Imran : Donc l’essentiel, c’est d’être soi-même, non ?
Mike :
Tu veux être toi-même, mais une version exagérée de toi-même. Je pense qu’il faut amplifier fortement les parties de toi qui te ressemblent. Vous faites quelque chose que personne d’autre ne fait — c’est ce qui vous rend spécial.

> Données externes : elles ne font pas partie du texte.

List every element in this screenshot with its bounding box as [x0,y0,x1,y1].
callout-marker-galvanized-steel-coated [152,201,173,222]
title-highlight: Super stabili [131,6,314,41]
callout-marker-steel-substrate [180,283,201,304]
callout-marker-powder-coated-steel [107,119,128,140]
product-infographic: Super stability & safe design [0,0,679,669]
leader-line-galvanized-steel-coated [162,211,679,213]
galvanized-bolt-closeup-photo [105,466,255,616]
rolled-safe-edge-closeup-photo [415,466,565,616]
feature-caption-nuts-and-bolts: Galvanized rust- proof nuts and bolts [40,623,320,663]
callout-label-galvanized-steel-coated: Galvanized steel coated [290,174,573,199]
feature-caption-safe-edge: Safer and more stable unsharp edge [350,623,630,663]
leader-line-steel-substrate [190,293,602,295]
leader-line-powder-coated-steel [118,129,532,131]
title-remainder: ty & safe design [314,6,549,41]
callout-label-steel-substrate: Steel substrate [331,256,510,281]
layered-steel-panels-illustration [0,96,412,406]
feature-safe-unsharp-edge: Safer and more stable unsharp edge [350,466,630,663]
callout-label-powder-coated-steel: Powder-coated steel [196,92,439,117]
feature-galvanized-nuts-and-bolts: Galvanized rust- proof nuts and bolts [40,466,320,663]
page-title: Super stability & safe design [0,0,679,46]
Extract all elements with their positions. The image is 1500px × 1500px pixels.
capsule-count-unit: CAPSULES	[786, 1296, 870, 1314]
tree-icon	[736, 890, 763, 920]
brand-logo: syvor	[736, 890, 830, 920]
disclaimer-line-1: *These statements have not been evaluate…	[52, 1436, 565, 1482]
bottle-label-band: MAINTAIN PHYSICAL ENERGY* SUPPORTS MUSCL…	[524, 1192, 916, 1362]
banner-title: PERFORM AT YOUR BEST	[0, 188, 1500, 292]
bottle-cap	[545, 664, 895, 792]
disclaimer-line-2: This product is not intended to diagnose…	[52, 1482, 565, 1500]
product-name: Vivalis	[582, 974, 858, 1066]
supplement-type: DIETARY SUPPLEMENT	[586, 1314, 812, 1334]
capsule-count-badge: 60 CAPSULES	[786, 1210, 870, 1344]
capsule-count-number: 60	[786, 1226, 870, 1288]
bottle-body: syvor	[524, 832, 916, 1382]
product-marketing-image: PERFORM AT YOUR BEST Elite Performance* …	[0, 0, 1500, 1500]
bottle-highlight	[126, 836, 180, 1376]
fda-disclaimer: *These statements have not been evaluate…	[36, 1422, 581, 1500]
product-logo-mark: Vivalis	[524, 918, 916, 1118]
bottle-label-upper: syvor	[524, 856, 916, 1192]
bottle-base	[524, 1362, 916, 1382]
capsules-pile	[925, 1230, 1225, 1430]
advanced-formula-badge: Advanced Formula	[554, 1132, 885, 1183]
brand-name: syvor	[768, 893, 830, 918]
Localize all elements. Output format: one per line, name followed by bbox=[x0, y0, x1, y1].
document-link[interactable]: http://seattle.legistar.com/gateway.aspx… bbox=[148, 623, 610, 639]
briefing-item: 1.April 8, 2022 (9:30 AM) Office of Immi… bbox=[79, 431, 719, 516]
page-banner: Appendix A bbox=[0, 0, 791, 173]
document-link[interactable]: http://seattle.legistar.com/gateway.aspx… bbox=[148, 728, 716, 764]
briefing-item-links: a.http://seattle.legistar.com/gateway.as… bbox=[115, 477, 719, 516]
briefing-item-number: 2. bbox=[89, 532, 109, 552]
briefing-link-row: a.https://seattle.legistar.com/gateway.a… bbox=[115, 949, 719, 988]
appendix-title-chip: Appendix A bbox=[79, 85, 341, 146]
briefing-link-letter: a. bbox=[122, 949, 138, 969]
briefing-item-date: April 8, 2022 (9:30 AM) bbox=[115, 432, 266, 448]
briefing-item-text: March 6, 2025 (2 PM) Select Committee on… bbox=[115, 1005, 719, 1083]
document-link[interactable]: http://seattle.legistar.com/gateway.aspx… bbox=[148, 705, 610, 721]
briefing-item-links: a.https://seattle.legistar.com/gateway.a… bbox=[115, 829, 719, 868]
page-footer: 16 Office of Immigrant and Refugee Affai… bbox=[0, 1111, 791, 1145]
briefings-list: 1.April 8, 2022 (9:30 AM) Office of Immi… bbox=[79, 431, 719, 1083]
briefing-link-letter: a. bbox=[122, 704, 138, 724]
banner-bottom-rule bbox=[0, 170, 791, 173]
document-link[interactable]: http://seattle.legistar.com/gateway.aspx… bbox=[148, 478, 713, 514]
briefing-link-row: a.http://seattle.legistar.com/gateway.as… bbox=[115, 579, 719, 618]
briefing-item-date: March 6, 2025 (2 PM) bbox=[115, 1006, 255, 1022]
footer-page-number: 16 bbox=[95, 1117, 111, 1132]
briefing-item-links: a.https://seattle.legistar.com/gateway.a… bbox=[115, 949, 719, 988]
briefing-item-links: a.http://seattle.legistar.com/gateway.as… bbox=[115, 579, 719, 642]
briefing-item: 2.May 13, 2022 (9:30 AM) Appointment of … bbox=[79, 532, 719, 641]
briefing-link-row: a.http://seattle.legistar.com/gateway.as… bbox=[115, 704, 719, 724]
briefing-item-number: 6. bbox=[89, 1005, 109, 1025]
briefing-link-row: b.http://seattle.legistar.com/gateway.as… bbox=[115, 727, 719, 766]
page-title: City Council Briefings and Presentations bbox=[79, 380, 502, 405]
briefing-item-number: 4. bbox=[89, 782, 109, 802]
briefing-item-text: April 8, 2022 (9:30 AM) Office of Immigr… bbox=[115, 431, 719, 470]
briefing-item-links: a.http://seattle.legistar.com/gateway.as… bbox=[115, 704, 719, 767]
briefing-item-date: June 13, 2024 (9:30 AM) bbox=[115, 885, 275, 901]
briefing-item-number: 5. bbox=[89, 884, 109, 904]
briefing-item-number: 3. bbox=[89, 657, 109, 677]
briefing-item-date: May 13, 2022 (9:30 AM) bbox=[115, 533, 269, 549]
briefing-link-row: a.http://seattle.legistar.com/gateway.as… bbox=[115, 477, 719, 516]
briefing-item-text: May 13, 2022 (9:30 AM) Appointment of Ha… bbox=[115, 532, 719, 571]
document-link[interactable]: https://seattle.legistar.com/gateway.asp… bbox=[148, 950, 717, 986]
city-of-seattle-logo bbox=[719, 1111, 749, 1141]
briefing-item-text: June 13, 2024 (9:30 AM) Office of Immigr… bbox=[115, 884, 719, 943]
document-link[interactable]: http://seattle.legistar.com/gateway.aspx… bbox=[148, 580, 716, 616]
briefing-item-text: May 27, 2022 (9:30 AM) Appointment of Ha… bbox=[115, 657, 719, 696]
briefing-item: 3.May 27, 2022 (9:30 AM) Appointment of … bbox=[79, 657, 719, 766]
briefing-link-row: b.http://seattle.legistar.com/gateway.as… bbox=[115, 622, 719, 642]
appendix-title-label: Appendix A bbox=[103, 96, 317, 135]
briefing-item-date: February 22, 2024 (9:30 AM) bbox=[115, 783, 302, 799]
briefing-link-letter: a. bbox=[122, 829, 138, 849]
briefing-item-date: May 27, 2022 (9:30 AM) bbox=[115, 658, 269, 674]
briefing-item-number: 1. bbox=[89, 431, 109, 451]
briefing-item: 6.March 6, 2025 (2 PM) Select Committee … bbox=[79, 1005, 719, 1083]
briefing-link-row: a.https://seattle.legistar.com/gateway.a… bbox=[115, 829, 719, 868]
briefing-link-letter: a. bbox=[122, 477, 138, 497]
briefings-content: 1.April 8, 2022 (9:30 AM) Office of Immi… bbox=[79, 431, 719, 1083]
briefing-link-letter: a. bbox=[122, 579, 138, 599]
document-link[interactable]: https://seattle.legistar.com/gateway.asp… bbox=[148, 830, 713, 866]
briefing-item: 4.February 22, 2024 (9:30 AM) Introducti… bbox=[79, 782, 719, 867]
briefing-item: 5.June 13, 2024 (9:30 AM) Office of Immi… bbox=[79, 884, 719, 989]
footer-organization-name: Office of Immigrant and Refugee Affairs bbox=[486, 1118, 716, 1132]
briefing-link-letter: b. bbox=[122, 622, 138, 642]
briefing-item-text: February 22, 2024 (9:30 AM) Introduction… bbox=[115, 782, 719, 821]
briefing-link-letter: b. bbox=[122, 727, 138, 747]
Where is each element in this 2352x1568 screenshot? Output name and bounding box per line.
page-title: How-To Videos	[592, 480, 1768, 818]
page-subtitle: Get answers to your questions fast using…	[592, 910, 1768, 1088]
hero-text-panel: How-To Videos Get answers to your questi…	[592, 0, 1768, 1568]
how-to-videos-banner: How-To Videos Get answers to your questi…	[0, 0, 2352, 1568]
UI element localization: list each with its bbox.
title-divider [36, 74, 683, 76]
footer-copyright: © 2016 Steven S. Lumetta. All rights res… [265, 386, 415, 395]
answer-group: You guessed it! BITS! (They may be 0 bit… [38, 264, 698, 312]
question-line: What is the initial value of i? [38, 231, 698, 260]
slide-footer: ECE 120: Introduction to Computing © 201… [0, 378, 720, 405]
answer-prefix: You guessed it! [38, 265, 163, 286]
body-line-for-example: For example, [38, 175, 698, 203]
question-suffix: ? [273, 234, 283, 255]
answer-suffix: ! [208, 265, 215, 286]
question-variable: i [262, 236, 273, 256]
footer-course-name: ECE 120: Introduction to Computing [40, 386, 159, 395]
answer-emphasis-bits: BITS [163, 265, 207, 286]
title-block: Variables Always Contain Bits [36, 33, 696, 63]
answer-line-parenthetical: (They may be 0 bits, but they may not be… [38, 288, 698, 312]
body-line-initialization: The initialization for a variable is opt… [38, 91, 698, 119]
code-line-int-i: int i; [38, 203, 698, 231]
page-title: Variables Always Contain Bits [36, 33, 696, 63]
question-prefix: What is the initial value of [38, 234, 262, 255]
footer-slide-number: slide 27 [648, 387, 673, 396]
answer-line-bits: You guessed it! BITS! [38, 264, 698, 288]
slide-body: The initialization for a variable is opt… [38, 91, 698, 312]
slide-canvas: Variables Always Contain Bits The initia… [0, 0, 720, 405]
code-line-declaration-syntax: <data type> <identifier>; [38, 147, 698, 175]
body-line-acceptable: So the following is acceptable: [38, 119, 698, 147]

Imran : Un point que j’ai retenu de notre discussion, c’est que les fondateurs qui veulent construire une marque en ligne peuvent écrire, faire des podcasts, mais une chose rare dans notre réseau est d’apprécier et de fréquenter activement ceux qui ont un réseau très fort. Qu’est-ce que tu veux dire ? L’exemple que tu donnes, c’est de devenir ami avec ceux qui dirigent des newsletters. Je ne pense pas que ce soit une pratique courante. Peux-tu en reparler comme stratégie de marketing ou de croissance ?
Mike :
Oui, encore une fois, je ne peux pas en parler de façon stratégique. C’est simplement mon hypothèse sur la manière dont le monde fonctionne : je veux être avec des gens qui font des choses que je trouve cool. Qui partagent mes valeurs, mes goûts, avec qui échanger est passionnant. Et ça fonctionne très bien pour moi. C’est un réseau. Si tu veux apprendre les maths, si tu veux être ingénieur, c’est ton réseau, ton canal de distribution. Ce sont les personnes avec qui tu collaboreras, celles qui vendront ton produit. Mais elles seront aussi comme des amis. Fais-toi des amis parmi ceux qui font ce que tu trouves important, que tu admires. Être avec eux te poussera à grandir, ils t’aideront, tu les aideras. Tu veux que tes amis deviennent meilleurs, tout comme tu veux avoir les meilleures personnes du monde autour de toi, car ensemble, vous êtes plus forts. C’est ainsi que fonctionne le réseau humain.